Konsumenten-Divergenz: Wir müssen draußen bleiben
Die Technik hat eine Schattenseite, die man Konsumenten-Divergenz nennen könnte. So wie bei der Medien-Konvergenz Aspekte zusammenlaufen, teilen sie sich bei der Divergenz; denn Hochtechnologie, schnelle Datenleitungen und Endgeräte kosten Geld und erfordern Know-how, das die Konsumenten separiert: in Medienaffine und jene, die bei der Entwicklung außen vor bleiben. Das bezieht sich auf immer neue Web-Technologien und -Möglichkeiten, gleichermaßen auf Hardware und Software, auf technische Mobilität, Interaktivität und immer stärker konvergente Medienbereiche.
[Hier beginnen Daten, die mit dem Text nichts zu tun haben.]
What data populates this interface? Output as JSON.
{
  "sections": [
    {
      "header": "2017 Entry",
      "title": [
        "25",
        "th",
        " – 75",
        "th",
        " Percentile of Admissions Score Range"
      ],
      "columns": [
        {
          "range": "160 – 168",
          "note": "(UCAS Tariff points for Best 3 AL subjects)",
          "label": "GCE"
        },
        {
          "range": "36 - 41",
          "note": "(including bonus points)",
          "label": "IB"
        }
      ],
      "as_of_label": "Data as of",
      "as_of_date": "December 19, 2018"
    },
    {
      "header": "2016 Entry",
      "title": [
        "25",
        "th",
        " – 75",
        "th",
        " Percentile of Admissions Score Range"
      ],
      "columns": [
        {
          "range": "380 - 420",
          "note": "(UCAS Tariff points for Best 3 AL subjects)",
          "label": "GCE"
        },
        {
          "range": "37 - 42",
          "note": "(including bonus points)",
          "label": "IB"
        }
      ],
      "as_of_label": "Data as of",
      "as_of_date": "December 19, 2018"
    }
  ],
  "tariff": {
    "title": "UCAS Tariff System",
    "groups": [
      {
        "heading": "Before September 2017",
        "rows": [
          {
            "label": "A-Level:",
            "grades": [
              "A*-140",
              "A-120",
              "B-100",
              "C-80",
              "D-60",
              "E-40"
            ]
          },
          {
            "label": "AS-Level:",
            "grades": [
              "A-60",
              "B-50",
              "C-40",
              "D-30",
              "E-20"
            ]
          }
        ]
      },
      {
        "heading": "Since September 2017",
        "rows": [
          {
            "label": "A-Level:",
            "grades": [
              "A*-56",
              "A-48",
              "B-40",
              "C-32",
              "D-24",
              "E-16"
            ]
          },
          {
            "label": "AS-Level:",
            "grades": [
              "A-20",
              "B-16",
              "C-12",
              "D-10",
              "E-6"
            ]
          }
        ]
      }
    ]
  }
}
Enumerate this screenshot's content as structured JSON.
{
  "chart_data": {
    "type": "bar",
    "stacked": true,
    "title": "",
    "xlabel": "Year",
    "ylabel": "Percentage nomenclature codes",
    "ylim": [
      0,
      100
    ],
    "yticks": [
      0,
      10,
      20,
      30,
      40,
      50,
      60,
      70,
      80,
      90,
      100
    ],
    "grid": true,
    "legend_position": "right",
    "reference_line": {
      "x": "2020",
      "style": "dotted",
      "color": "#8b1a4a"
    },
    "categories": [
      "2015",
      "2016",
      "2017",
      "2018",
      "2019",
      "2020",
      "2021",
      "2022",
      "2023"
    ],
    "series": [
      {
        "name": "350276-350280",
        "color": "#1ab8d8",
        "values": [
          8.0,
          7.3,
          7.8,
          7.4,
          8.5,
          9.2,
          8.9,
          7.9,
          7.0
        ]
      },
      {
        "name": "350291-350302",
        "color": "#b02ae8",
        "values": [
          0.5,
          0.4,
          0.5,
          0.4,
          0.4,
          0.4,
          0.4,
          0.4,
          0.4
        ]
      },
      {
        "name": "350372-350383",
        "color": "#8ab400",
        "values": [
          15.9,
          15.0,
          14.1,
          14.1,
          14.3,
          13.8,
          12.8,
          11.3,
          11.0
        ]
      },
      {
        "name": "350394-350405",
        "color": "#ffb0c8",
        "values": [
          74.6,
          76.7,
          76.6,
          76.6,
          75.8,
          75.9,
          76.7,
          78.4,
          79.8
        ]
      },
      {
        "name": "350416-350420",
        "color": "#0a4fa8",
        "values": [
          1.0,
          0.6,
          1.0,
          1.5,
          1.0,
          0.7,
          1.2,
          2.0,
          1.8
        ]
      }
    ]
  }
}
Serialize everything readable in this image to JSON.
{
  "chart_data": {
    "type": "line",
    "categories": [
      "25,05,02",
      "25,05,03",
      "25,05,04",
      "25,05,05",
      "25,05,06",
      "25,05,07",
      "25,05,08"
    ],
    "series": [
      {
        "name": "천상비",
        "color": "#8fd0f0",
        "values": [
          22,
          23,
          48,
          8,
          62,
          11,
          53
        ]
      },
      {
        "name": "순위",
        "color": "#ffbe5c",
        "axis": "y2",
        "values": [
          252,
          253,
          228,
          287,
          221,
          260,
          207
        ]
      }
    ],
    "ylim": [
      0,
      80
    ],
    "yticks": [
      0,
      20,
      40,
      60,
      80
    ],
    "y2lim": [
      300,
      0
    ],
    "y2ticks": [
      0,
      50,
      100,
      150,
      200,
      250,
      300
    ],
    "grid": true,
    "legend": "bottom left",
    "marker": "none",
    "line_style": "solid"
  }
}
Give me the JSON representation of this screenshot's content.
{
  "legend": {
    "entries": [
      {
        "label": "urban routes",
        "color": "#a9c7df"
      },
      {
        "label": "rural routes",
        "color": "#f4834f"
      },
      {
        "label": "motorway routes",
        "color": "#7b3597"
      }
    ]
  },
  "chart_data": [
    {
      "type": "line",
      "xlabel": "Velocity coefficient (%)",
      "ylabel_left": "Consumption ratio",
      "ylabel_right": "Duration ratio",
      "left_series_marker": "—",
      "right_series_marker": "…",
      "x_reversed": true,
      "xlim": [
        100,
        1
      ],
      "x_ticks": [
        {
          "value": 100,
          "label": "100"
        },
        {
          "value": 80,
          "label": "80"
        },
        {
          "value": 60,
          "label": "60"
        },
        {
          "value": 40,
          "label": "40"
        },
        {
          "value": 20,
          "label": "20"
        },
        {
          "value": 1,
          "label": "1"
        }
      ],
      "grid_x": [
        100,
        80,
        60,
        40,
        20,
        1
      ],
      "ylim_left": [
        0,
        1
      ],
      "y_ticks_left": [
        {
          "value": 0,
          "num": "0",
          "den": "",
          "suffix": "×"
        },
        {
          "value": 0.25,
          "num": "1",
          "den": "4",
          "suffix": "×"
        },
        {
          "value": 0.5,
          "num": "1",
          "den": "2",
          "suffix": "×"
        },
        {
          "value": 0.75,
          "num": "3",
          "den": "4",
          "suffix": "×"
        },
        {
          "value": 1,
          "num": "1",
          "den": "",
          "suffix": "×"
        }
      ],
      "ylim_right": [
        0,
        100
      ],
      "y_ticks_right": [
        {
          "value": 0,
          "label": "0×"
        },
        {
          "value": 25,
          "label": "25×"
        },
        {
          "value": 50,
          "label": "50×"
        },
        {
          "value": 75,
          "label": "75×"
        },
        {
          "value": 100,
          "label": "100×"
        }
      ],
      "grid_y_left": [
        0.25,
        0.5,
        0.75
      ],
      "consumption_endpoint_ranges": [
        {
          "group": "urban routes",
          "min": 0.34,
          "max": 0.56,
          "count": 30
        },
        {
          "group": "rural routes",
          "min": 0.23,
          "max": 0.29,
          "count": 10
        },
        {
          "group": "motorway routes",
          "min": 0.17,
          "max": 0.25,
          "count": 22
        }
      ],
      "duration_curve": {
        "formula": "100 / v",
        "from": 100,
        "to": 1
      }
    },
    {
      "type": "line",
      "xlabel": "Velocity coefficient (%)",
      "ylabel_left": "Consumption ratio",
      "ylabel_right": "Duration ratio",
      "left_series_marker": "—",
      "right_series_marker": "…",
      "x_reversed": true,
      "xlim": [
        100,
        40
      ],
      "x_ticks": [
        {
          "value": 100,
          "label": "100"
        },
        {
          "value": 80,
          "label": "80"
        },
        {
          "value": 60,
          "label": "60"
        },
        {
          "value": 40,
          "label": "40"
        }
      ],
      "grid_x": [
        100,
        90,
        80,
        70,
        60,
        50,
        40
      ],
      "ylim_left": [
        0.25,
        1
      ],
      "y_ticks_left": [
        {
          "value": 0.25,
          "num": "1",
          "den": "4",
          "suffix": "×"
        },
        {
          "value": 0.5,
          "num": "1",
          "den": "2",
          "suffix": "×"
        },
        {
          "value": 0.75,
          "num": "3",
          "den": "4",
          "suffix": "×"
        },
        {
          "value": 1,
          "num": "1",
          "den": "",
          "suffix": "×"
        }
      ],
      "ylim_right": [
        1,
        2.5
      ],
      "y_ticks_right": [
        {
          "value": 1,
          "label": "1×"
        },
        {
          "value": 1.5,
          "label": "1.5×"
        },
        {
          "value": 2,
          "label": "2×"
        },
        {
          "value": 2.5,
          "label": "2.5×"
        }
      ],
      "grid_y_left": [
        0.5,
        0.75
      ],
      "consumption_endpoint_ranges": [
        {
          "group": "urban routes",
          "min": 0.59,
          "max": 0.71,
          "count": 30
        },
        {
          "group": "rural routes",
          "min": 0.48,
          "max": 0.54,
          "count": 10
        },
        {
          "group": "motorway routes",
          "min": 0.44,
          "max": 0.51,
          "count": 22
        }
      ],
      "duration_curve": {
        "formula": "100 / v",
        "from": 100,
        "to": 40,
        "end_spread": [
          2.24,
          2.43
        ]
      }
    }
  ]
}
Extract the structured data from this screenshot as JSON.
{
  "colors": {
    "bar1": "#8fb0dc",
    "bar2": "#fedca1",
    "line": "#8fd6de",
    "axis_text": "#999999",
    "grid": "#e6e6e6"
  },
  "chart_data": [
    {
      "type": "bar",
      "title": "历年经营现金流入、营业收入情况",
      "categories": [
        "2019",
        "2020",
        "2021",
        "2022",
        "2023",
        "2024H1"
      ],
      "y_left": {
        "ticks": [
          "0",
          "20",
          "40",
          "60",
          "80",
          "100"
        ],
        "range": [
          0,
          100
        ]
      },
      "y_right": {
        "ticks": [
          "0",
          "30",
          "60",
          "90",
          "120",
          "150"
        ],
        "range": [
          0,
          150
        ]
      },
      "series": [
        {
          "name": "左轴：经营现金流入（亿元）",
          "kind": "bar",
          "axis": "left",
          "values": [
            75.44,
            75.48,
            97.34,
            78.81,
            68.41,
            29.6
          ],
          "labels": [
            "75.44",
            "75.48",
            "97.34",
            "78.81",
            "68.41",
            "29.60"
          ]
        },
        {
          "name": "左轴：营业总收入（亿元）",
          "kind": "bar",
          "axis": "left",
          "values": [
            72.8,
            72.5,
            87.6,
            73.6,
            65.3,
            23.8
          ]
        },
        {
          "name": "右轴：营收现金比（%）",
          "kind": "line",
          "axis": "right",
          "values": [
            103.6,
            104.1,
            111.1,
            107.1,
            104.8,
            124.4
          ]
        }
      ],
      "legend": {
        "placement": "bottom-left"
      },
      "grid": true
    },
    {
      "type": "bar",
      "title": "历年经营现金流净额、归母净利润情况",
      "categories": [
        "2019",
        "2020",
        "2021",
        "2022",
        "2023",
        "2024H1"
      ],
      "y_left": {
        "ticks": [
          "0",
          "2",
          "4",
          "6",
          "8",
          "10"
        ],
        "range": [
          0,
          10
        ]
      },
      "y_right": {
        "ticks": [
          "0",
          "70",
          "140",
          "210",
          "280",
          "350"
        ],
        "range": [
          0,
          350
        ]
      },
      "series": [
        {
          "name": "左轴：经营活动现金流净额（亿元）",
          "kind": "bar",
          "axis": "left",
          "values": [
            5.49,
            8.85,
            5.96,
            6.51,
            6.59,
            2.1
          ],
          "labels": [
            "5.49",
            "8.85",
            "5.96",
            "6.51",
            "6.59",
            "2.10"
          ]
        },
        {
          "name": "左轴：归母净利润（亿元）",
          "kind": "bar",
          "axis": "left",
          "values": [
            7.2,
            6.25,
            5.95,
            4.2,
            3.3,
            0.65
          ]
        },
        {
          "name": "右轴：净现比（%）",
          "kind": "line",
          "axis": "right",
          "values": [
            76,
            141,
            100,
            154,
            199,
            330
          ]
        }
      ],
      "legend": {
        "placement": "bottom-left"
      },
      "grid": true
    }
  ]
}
Auflösungserscheinungen: Als die Pixel immer kleiner wurden
Große Fernseher verfügen inzwischen fast schon über die Dimensionen kleiner Kinoleinwände. Die nachfolgende Übersicht läßt das rasante Tempo erahnen, mit dem die Entwicklung der Bildschirm-Auflösungen von Smart-TVs und Computern voran schreitet:

Bildschirmauflösungen (in Pixeln)
HD:
1.280 x 720 (High Definition)
Full HD: 1.920 x 1.080
4K: 3.840 x 2.160 (Ultra High Definition/UHD)
5K: 5.120 x 2.880 (Ultra High Definition Plus/UHD+)
8K: 7.680 x 4.320 (Full UHD/FUHD)
16K: 15.360 x 8.640 (Quad UHD/QUHD)

Die gespaltene Gesellschaft: Digital Natives gegen Digital Naives
Dabei haben Endgeräte wie BlueRay-Player oder Smart-TVs einen Internetzugang und erhalten damit Zugang zu Online-Videotheken bzw. Online-Mediatheken. Deshalb spricht man vom „Digital Divide“, der geteilten Nutzerschaft, bei der die einen die Erfordernisse des Internet in ihren Kulturtechnik-Baukasten eingliedern können, während die anderen digitale Analphabeten bleiben und in die Röhre gucken – auch wenn die „Röhre“ heutzutage digital und LED-befeuert ist.

Fazit: Vom Werbespot zum Werbespott

Eine bildgewaltige in jedem Detail ausgearbeitete Serie wie Hannibal etwa läßt sich in allen ihren Aspekten am besten mit aktueller Technik erleben und genießen. Ihre surrealen Bildwelten entfalten sich ganz besonders auf hochaufgelösten Großbildschirmen. Ästhetik und Technik gehen hier Hand in Hand. Der nächste folgerichtige Gedanke wäre, sich die Serie im Kino vorzustellen. Andererseits sieht sich der Medienkonsument per Web endlich in der Lage, nervender Werbung und dem bevormundenden Fernsehprogramm zu entkommen. Nimmt man hinzu, dass immer mehr künstlerisch ambitionierte Filmregisseure Serien produzieren oder bekannte Filmschauspieler darin mitspielen, wird klar, dass die Grenzen zwischen TV und Film verwischen. Ob nun Ridley Scott die Serie Numbers produziert, was schon länger her ist, Martin Scorsese Boardwalk Empire oder David Slade Serien wie Hannibal oder Breaking Bad eine innovative Bildsprache verpasst – die TV-Serie im Verhältnis zum Film Boden gut gemacht und hat die Distanz zum Medium Kinofilm deutlich verringert.